COVINGTON -- With Jackson Lake already recording the first boating fatality of the season, the Georgia Department of Natural Resources Enforcement Division is urging boaters to familiarize themselves with Georgia law for those on the water and to take safety rules seriously.

There were 118 boating accidents and 12 boating-related fatalities in 2012 in Georgia and conservation rangers made 180 boating under the influence arrests, according to DNR statistics released this week.

"Please be sure to review Georgia boating laws before getting out on the water, especially the new changes relative to driving a boat under the influence and life jacket use for children," said Col. Eddie Henderson, chief of law enforcement for the DNR. "Your attention to safety rules and alertness to other people on the water can save lives."

The DNR offers the following safety rules for boat and personal watercraft (PWC) operators:

-- Do not drink and operate a boat. Georgia law has changed to move the blood alcohol content level to .08 to match Georgia driving law.

-- Take a boating safety course. Visit www.goboatatgeorgia.com/boating/education for course listings.

-- Wear a life jacket. Children under 13 years of age are required by law to wear a life jacket while onboard a moving vessel, but it's recommended for everyone to wear a life jacket.

-- Don't overload your boat with people or equipment. Check the capacity plate for the maximum weight or the maximum number of people the boat can safely carry.

-- Use navigation lights at all times when on the water at night. Check lights before it gets dark.

-- Watch your speed. The 100-foot law applies to all size vessels and prohibits operation at speeds greater than idle speed within 100 feet of any vessel, unless overtaking or meeting another vessel in compliance with the rules of the road.

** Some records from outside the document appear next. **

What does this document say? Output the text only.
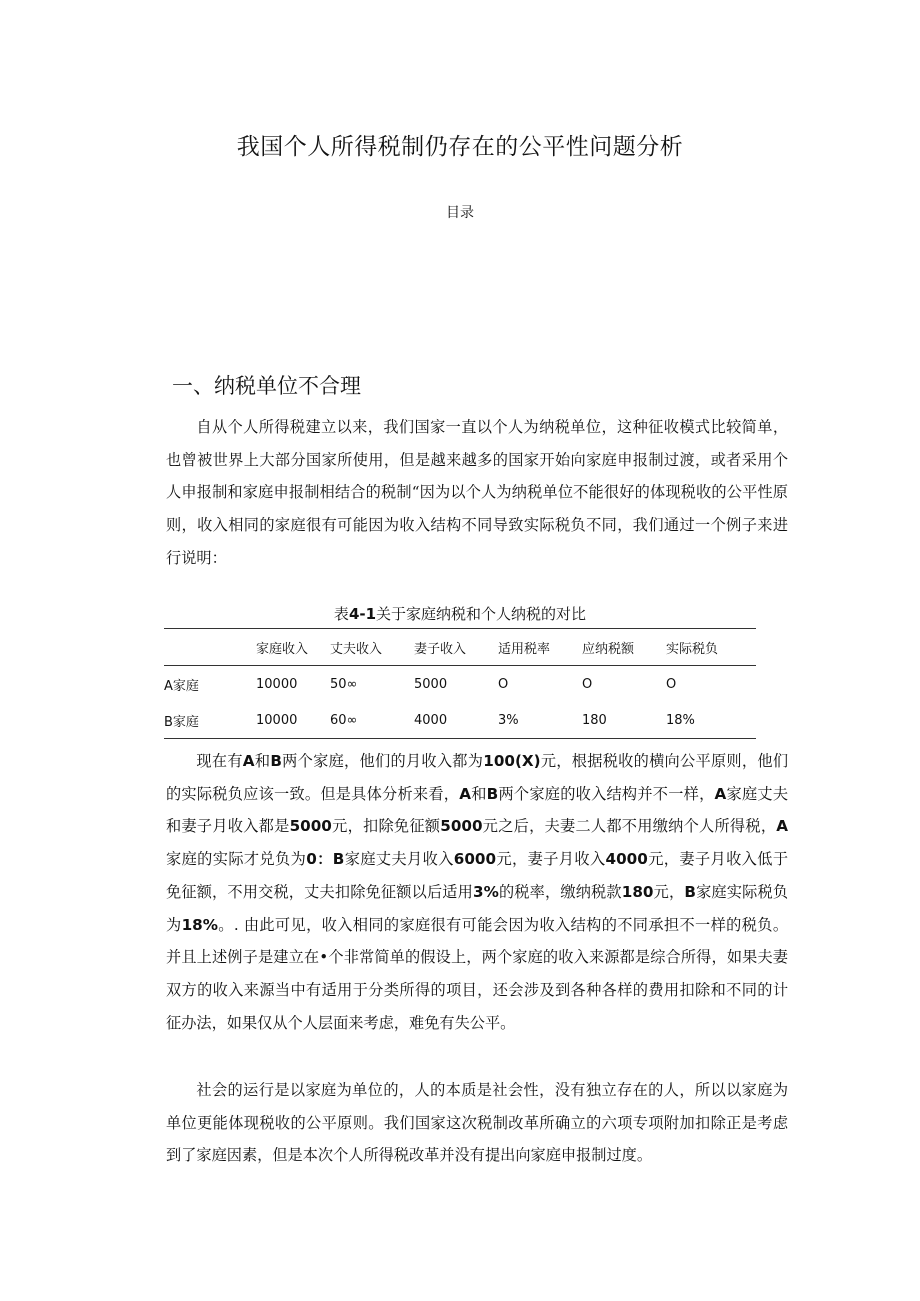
我国个人所得税制仍存在的公平性问题分析
目录
一、纳税单位不合理

自从个人所得税建立以来，我们国家一直以个人为纳税单位，这种征收模式比较简单，也曾被世界上大部分国家所使用，但是越来越多的国家开始向家庭申报制过渡，或者采用个人申报制和家庭申报制相结合的税制“因为以个人为纳税单位不能很好的体现税收的公平性原则，收入相同的家庭很有可能因为收入结构不同导致实际税负不同，我们通过一个例子来进行说明：

表4-1关于家庭纳税和个人纳税的对比
	家庭收入	丈夫收入	妻子收入	适用税率	应纳税额	实际税负
A家庭	10000	50∞	5000	O	O	O
B家庭	10000	60∞	4000	3%	180	18%

现在有A和B两个家庭，他们的月收入都为100(X)元，根据税收的横向公平原则，他们的实际税负应该一致。但是具体分析来看，A和B两个家庭的收入结构并不一样，A家庭丈夫和妻子月收入都是5000元，扣除免征额5000元之后，夫妻二人都不用缴纳个人所得税，A家庭的实际才兑负为0：B家庭丈夫月收入6000元，妻子月收入4000元，妻子月收入低于免征额，不用交税，丈夫扣除免征额以后适用3%的税率，缴纳税款180元，B家庭实际税负为18%。. 由此可见，收入相同的家庭很有可能会因为收入结构的不同承担不一样的税负。并且上述例子是建立在•个非常简单的假设上，两个家庭的收入来源都是综合所得，如果夫妻双方的收入来源当中有适用于分类所得的项目，还会涉及到各种各样的费用扣除和不同的计征办法，如果仅从个人层面来考虑，难免有失公平。

社会的运行是以家庭为单位的，人的本质是社会性，没有独立存在的人，所以以家庭为单位更能体现税收的公平原则。我们国家这次税制改革所确立的六项专项附加扣除正是考虑到了家庭因素，但是本次个人所得税改革并没有提出向家庭申报制过度。
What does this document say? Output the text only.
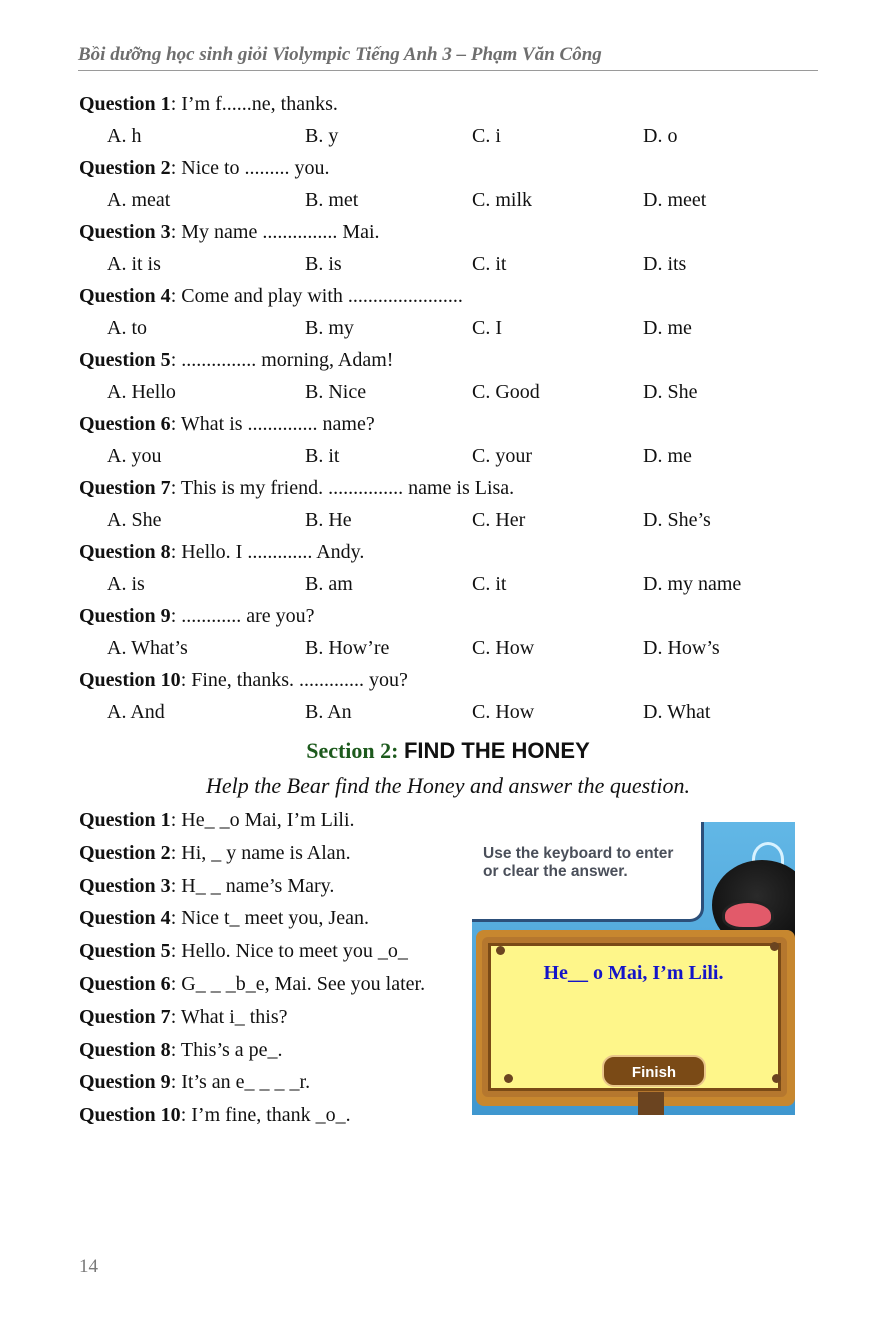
Bồi dưỡng học sinh giỏi Violympic Tiếng Anh 3 – Phạm Văn Công
Question 1: I’m f......ne, thanks.
A. h	B. y	C. i	D. o
Question 2: Nice to ......... you.
A. meat	B. met	C. milk	D. meet
Question 3: My name ............... Mai.
A. it is	B. is	C. it	D. its
Question 4: Come and play with .......................
A. to	B. my	C. I	D. me
Question 5: ............... morning, Adam!
A. Hello	B. Nice	C. Good	D. She
Question 6: What is .............. name?
A. you	B. it	C. your	D. me
Question 7: This is my friend. ............... name is Lisa.
A. She	B. He	C. Her	D. She’s
Question 8: Hello. I ............. Andy.
A. is	B. am	C. it	D. my name
Question 9: ............ are you?
A. What’s	B. How’re	C. How	D. How’s
Question 10: Fine, thanks. ............. you?
A. And	B. An	C. How	D. What
Section 2: FIND THE HONEY
Help the Bear find the Honey and answer the question.
Question 1: He_ _o Mai, I’m Lili.
Question 2: Hi, _ y name is Alan.
Question 3: H_ _ name’s Mary.
Question 4: Nice t_ meet you, Jean.
Question 5: Hello. Nice to meet you _o_
Question 6: G_ _ _b_e, Mai. See you later.
Question 7: What i_ this?
Question 8: This’s a pe_.
Question 9: It’s an e_ _ _ _r.
Question 10: I’m fine, thank _o_.
Use the keyboard to enter or clear the answer.
He__ o Mai, I’m Lili.
Finish
14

PWC operators (those operating Jet Skis, Sea Doos, etc.) also should be aware of these additional safety rules:

-- Do not jump the wake of another boat.

-- Pay attention to your surroundings and make sure you stay well clear of other vessels.

-- Know Georgia's age requirements for PWC operation.

-- Make sure everyone who operates your PWC is aware of boating laws and how to safely operation a PWC. As the owner, you can be held responsible.